Встреча на Прайле — страница 72 из 123

– Я надеялась, что они выше этого.

– Разве есть народ, – спросил ее Хасан, – который выше этого?

Клаус хмыкнул.

– Будет, мне кажется, похоже на бисмарковские войны. Радио у них нет, но телеграф должен быть. Аэропланов тоже нет, но дирижабли меня бы не удивили.

– Как ты можешь так отстраненно говорить о войне? – набросилась на него Иман.

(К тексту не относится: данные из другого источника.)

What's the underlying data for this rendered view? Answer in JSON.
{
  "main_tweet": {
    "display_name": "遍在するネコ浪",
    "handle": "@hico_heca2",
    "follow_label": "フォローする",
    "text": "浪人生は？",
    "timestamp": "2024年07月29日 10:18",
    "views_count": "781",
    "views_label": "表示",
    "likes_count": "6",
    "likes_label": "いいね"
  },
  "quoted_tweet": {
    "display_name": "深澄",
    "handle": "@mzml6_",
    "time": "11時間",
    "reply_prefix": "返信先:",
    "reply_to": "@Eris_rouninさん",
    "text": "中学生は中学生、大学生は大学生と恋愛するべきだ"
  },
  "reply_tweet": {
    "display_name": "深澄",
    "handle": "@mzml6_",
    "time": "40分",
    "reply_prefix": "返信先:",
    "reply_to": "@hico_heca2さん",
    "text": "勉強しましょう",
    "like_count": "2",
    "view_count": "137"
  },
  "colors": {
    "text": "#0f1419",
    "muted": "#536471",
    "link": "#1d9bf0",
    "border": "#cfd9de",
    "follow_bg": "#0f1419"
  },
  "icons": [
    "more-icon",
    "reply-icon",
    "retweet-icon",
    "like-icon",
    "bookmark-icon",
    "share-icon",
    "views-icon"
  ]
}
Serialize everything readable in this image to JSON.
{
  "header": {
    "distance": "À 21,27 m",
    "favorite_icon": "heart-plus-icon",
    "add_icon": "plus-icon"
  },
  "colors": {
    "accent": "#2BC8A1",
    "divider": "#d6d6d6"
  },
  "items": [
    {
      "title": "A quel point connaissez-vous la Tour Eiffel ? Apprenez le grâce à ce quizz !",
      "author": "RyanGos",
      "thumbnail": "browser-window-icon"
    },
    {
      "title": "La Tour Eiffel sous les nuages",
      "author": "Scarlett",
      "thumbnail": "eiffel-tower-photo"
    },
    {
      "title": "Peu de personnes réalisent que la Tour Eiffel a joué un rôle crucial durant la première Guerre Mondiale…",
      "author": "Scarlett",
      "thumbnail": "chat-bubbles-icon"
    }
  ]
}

Но Клаус только пожал плечами.

– А как еще? – спросил он. – Нам остается только смотреть со стороны.

Ладаван, Янс и остальные промолчали.

Еще через день вернулся второй инобус со свежими продуктами и дополнительным снаряжением. Мизир извлек из груза богатые запасы химикатов, звуковой лазер и сканирующий электронный микроскоп.

– Полевая модель, – сказал он, устанавливая его, – а все же наконец у меня есть глаза!

Сунг осмотрел аэрозонды, шары для запуска в высокие слои атмосферы и счел их пригодными.

– Взгляд с высоты дает больше, – пояснил он и улыбнулся Мизиру: – Так что мне тоже приходится рассматривать очень малые объекты.

С Баширом и Халидом прибыла группа техников, которые под ревностным надзором Янса начали собирать сверхлегкую машину.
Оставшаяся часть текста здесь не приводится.